A design can feel fresh or dated, because you're going to see it in the context of the culture — and technology — around it. Showing how Impressionism and Post-Impressionism are reactions against photography and the artistic establishment makes an unusual introduction for showing how the gradients, rounded corners and reflective surfaces of the web 2.0 look grew out of the design of the original candy-inspired iMac and the Mac OS X Aqua interface — which was meant to make you want to lick the screen — and evolved into the hyper-real interfaces showing up on web sites today. And on the next page Kadavy is contrasting lessons about SEO and design (make the content compelling) with the way breakthrough medieval book publisher Aldus Manutius combined new italic typefaces and an easy-to-carry book format that made ancient Greek literature the iPad of the 1600s. It's all about information accessibility.
The section on colour is comprehensive, clear and full of details, taking usually complex ideas like colour spaces and gamuts and the way the human eye perceives colours and making sense of them. If you've ever struggled to find the colour you want in a colour picker dialogue or to come up with a palette of colours that work well together, or you want to use colour to explain data in a map or chart without misleading viewers accidentally because you use a colour that's too light for its position on the data scale, you'll come away knowing exactly what to do. A very few data tools, like Tableau, have these principles built in. if you use anything else — including PowerPoint — you should read this book. The section on colour psychology is interesting, but nowhere near as comprehensive and convincing. Even if you're not convinced you can get the effects Kadavy suggests yellow or red can induce, it's useful to be reminded that colour isn't just there to look pretty.
This is all both practical and inspiring, and it's the combination that makes Design for Hackers so successful. The continual and uncritical admiration of Apple design can grate, especially when Kadavy simply praises various Apple product designs without explaining why. It would have been nice to see some analysis of Microsoft's Metro design principles, for example, both to balance the overemphasis on Apple and because many of them show up along the way (like not putting rules in tables).

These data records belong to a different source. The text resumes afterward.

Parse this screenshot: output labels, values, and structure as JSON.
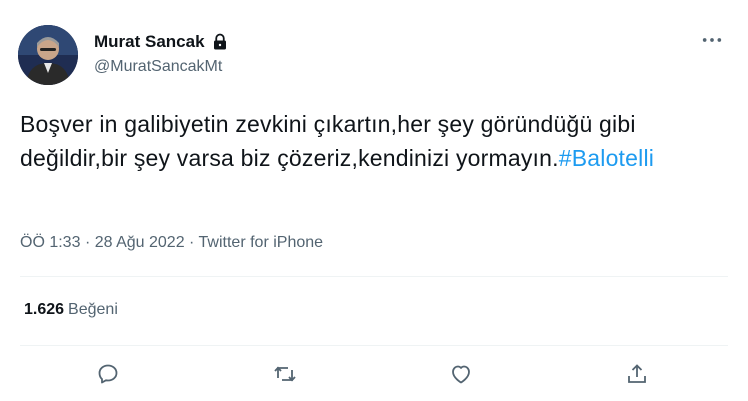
{
  "tweet": {
    "author": {
      "display_name": "Murat Sancak",
      "handle": "@MuratSancakMt",
      "protected_icon": "lock-icon"
    },
    "text_main": "Boşver in galibiyetin zevkini çıkartın,her şey göründüğü gibi değildir,bir şey varsa biz çözeriz,kendinizi yormayın.",
    "hashtag": "#Balotelli",
    "time": "ÖÖ 1:33",
    "separator": "·",
    "date": "28 Ağu 2022",
    "source": "Twitter for iPhone",
    "likes_count": "1.626",
    "likes_label": "Beğeni",
    "colors": {
      "link": "#1d9bf0",
      "secondary_text": "#536471",
      "divider": "#eff3f4"
    },
    "icons": {
      "more": "more-dots-icon",
      "reply": "reply-icon",
      "retweet": "retweet-icon",
      "like": "heart-icon",
      "share": "share-icon"
    }
  }
}
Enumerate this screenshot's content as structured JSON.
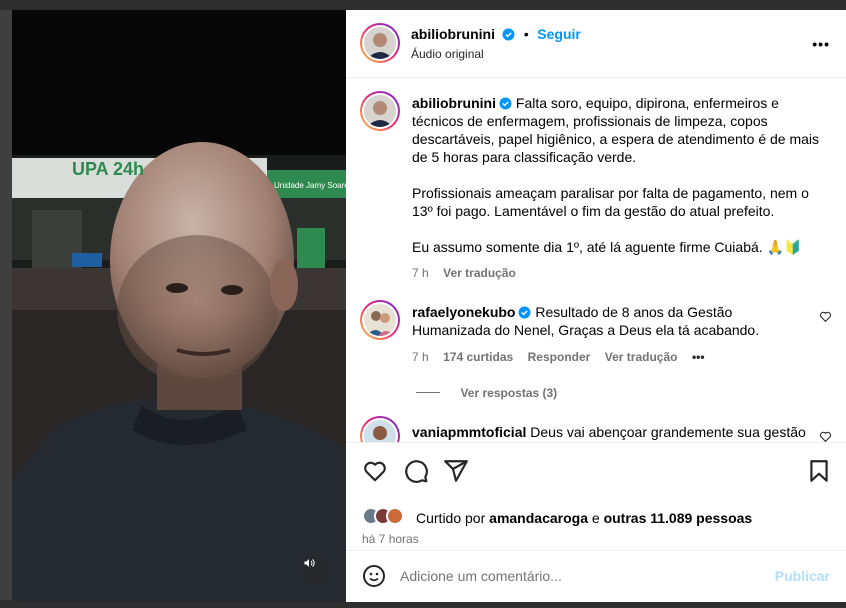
{
  "post": {
    "username": "abiliobrunini",
    "follow_label": "Seguir",
    "audio": "Áudio original",
    "more_label": "•••"
  },
  "caption": {
    "username": "abiliobrunini",
    "para1": "Falta soro, equipo, dipirona, enfermeiros e técnicos de enfermagem, profissionais de limpeza, copos descartáveis, papel higiênico, a espera de atendimento é de mais de 5 horas para classificação verde.",
    "para2": "Profissionais ameaçam paralisar por falta de pagamento, nem o 13º foi pago. Lamentável o fim da gestão do atual prefeito.",
    "para3": "Eu assumo somente dia 1º, até lá aguente firme Cuiabá. 🙏🔰",
    "time": "7 h",
    "translate": "Ver tradução"
  },
  "comments": [
    {
      "username": "rafaelyonekubo",
      "text": "Resultado de 8 anos da Gestão Humanizada do Nenel, Graças a Deus ela tá acabando.",
      "time": "7 h",
      "likes": "174 curtidas",
      "reply": "Responder",
      "translate": "Ver tradução",
      "more": "•••",
      "view_replies": "Ver respostas (3)"
    },
    {
      "username": "vaniapmmtoficial",
      "text": "Deus vai abençoar grandemente sua gestão"
    }
  ],
  "likes": {
    "prefix": "Curtido por ",
    "user": "amandacaroga",
    "middle": " e ",
    "others": "outras 11.089 pessoas",
    "time": "há 7 horas"
  },
  "add_comment": {
    "placeholder": "Adicione um comentário...",
    "publish": "Publicar"
  },
  "video_sign": {
    "brand": "UPA 24h",
    "unit": "Unidade Jamy Soares Ra"
  },
  "colors": {
    "accent": "#0095f6",
    "verified": "#0095f6",
    "publish_disabled": "#b2dffc"
  }
}
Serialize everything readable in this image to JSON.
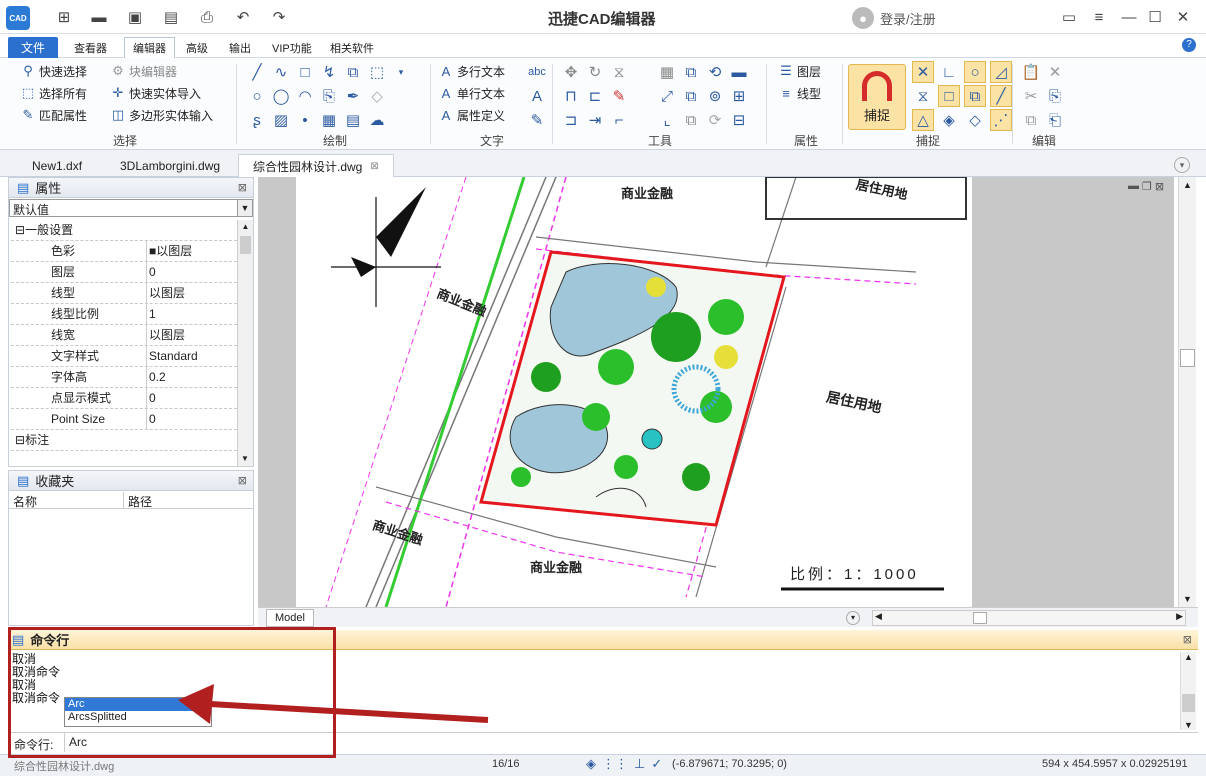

Despite promising not to give you lists of rules, Design for Hackers does give you rules, as well as tools and principles. It also explains why they work and how to make them work for you. The mix of examples and explanation should equip you to understand the designs you come across (and why you like or dislike them) and improve your own. No matter how much you already know about design, you'll learn something useful, fascinating or both.